Grief Can Make the Perfect Travel Companion
Travelling alone in a strange land, you’d think I’d feel more isolated than ever. But quite the opposite, walking the streets of Mumbai’s slums, a place he had spoken so fondly of, I felt a renewed connection to him and hoped he’d be proud that I had found the strength to keep going without him. I told myself that he wouldn’t want me wallowing in my misery and would be angry if I’d used my bereavement as an excuse to lock myself away from the world.
I’ve also found that grief is, in some ways, the perfect travel companion. Grief doesn’t judge you for wanting time alone or having a little spontaneous cry. Grief will remind you to take less risks, acting as the voice of reason when you find yourself in jeopardy. Grief will spur you to keep in touch with those you love and remind them as often as possible that you’re OK. Grief gives you perspective and when you’ve already been to hell and back, minor mishaps seem inconsequential. You certainly won’t be fazed anymore by trivial things like a missed bus or cancelled flight!
Pick The Right Time
I waited nearly a year before embarking on my trip as I felt it was important to work through the worst months of bereavement with my loved ones in easy reach. But it was crucial for me to prove I could cope on my own. Grieving is exhausting but also becomes a familiar friend, one you grow attached to if you allow it to dominate your life for too long.

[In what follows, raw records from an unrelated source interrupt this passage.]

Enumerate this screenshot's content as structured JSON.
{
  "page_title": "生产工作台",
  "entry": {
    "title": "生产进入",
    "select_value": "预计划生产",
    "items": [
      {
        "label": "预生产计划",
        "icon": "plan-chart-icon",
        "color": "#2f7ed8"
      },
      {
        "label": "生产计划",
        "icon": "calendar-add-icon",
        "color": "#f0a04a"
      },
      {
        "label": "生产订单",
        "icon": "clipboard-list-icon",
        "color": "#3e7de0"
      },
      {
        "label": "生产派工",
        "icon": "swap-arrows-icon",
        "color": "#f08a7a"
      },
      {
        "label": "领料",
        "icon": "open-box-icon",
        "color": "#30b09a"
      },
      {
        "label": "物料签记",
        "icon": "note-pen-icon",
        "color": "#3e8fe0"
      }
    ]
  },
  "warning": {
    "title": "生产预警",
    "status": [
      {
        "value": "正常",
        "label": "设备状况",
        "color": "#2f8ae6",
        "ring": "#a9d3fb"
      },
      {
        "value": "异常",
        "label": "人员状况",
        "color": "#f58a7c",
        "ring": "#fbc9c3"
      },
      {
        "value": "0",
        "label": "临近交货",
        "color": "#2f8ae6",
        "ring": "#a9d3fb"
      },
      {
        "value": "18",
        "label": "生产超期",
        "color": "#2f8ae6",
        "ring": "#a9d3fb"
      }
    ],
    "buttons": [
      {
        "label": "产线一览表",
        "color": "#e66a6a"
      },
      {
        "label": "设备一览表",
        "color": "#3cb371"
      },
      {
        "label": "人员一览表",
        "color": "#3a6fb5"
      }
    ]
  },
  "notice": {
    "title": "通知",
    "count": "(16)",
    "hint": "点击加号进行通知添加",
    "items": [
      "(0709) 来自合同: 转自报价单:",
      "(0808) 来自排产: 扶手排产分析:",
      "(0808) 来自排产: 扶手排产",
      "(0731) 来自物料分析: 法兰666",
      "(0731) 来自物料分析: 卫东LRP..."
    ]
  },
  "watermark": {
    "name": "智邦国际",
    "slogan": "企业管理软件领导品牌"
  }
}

Going travelling gave me the headspace I craved but failed to find back home and whilst there were many moments in India when I wished wished Laurens was there with me, I had time for deep reflection and strange encounters that made me feel he was on the trip with me. Like when I met another backpacker, Chris, who had also lost someone he knew very young – a great friend of his died in a base jumping accident at a similar age to Laurens and we bonded over our shared loss. A few weeks later, I got a Facebook message from Chris (apologies for the typos but I wanted to include the original message):
Perhaps a strange coincidence or maybe a sign that Laurens was with us in spirit.
Use The Trip To Honour That Person
A couple of months into my trip, it was the anniversary of Laurens’ death. It was a difficult day and speaking to his Mother made me long to be commemorating the day with them. That night, I slept in the desert in Jaisalmer, and let myself cry for him and all he was missing out on. But as I gazed out across the empty dunes, it occurred to me that perhaps bereavement is the toughest journey of all and one that I have to travel alone.